An astute media professor, confronted with the apathy of his first-year journalism class, throws a question into the lecture hall. ‘Do the media reflect or represent society?” he asks. The class’s interest is piqued when the good professor explains why anyone should care. If the answer is the former, he says, the media paints an accurate and comprehensive picture of the country we live in; if it’s the latter, the media are leaving something out.
One enduring event from the last few months confirms that South African media continues to leave stuff out, that our society is still ‘re-presented’ in the service of mysterious political agendas. As Tawana Kupe writes on page 36, the Zuma affair is playing out like a soap opera, and ‘the news media has never looked so interesting.”
But while the likes of Zuma, Ngcuka, Shaik, Maharaj and Maduna may be driving sales and ratings, there’s a vague feeling that a power struggle over presidential succession is going on behind the scenes.

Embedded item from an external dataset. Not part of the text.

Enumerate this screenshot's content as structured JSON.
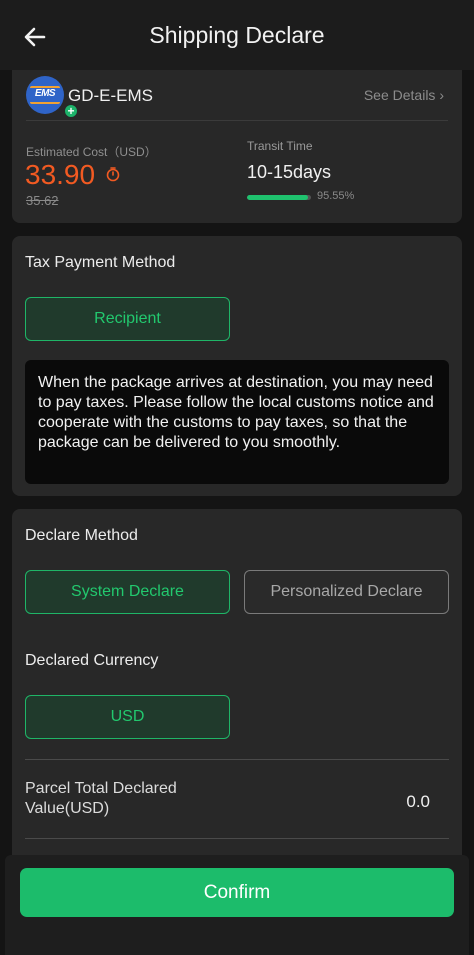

Why don’t we know more about this? Can we know more?
It’s unlikely that the media is consciously complicit. In an article on the consequences of oversimplification on page 26, Paula Slier intimates that ‘dumbing down’ is a spin-off of deadlines and cross-platform competition. So maybe it’s because of production mechanisms that we aren’t getting a more detailed account of Zuma and the gang.
Fortunately, we do have some media with a willingness to expose the gaps in South African society, to provide background and context. Are television’s weekly current affairs programmes the best example? Graeme Addison makes a compelling case for it on page 16. ‘The box is forever renewing its image of South Africans as a nation at the end of the universe, banqueting, as it were, on the truth,” he writes. ‘Pain mixed with pride in self-examination is the trademark of our special brand of documentary TV.”